DEADHEADING
A cleaver to the flower sharpened on butcher block, the petaled head, heavy with dew and rocks and
troubled pollen. My mother lops off husbands, the beards of bird-beaked snapdragons. Ooze of
divorce in sticky white sap, sopped up by eggshell shard. What rips off no matter how woody, no
matter how shorn the cell. How well she knows this cycle of ugly necessity, rot in the bubbling bog
still singing. She shows me how, pail of steaming compost, my continual birth when badness nearly
kills me again.

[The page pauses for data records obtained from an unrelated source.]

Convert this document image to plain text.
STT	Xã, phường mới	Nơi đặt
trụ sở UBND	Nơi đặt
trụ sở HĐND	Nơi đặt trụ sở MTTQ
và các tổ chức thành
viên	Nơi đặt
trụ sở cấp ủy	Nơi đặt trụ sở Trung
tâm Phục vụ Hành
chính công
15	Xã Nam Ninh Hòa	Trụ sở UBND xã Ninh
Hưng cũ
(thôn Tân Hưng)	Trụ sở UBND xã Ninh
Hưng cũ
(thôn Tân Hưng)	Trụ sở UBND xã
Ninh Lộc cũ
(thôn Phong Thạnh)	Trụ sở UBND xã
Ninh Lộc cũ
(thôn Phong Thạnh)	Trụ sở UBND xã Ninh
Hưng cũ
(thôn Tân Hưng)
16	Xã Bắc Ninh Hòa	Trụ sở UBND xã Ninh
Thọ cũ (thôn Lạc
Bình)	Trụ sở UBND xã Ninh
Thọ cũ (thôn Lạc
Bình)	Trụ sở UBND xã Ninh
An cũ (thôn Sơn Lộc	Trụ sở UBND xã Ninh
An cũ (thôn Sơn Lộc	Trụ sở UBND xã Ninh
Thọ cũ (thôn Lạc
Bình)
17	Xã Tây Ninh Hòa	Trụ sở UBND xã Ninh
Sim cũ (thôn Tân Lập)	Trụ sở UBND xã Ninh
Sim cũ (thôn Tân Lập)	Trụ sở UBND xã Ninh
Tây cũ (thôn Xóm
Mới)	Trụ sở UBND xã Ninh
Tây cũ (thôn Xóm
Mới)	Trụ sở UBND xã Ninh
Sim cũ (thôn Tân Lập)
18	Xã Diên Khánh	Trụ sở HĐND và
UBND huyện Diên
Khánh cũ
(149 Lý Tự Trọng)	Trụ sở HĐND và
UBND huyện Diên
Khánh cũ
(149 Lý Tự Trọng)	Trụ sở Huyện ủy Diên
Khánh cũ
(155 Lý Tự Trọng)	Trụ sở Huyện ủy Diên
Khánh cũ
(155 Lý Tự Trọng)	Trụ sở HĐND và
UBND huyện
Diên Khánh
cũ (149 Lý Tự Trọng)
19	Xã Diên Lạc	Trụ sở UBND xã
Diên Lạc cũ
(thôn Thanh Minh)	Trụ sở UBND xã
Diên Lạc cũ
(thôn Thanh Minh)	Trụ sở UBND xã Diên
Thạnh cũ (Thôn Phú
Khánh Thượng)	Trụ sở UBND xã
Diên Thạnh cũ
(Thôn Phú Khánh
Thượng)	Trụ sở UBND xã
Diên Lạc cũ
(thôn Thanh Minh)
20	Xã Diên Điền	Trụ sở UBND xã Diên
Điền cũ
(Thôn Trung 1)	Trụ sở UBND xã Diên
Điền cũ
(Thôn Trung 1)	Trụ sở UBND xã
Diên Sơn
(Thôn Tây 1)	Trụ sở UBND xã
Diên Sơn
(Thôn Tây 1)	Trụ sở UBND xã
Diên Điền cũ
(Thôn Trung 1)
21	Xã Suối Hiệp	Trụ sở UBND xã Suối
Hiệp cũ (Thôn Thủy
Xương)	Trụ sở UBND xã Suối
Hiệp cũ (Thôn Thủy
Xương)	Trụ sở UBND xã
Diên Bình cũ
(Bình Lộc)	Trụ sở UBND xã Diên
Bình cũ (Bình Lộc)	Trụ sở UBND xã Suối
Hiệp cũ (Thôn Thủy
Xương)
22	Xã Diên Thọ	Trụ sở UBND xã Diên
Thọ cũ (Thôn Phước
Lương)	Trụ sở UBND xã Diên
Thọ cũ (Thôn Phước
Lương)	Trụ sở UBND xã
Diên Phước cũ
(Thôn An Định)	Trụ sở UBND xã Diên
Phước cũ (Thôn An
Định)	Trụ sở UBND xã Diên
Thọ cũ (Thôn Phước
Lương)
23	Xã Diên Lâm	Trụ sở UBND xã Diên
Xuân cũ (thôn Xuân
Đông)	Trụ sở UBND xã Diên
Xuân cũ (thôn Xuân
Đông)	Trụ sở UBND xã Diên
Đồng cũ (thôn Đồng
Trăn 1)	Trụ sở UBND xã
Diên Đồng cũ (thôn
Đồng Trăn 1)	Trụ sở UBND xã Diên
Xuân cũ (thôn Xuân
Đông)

What he and he wanted, umbilical umbrage, my dead roots, my dead rhizomes, my
deserved-it she did. My mother did not call the garden dead, overwintered in pine and hay, under
weather pruning heart by heart. Seeds spewing along the sewage rows, doused in wormy
multiplication. To lop off what feeds off you. Off breath, off energy, off self, off body, off poet,
simmering down to speck. In what went to seed, I wanted seeds so swollen, wanted the cartilage of
earth to carry me, spit me somewhere safer. Baby bee of a beginning, slurping sugar already in me,
fed by me, easy. My mother tills the dirt and it turns even without her shoveling speech, jaw of mud
over flower heads, a concentrate, a slurry, a stench to say here is a life, again. Watch then, the
deadheading one by one, silver shorn what heavy, what deflated, what plucked, what circuity, what
ravishing decomposition. My mother keeps fertilizing, feral arteries linking water, light, blood, until
swell. Stems gone putrid and puckered then, time and time passing in the leaving. I left. Hair laid
down to grass and mulch to mold. Cut all cornered kisses and fake floral feeding. Sipped on bird
droppings in hardened ground, gnats nesting ear to ear. My panic unpretty in bloom one day, then
shut the next. Twice I fled, he and he, and I was flesh and poem, still. New shoots curling in green
ligaments, burgundy in the under, glowing in the almost-death, alone and not lonely, bare and not
barren, what saturated sun blaring my name awake.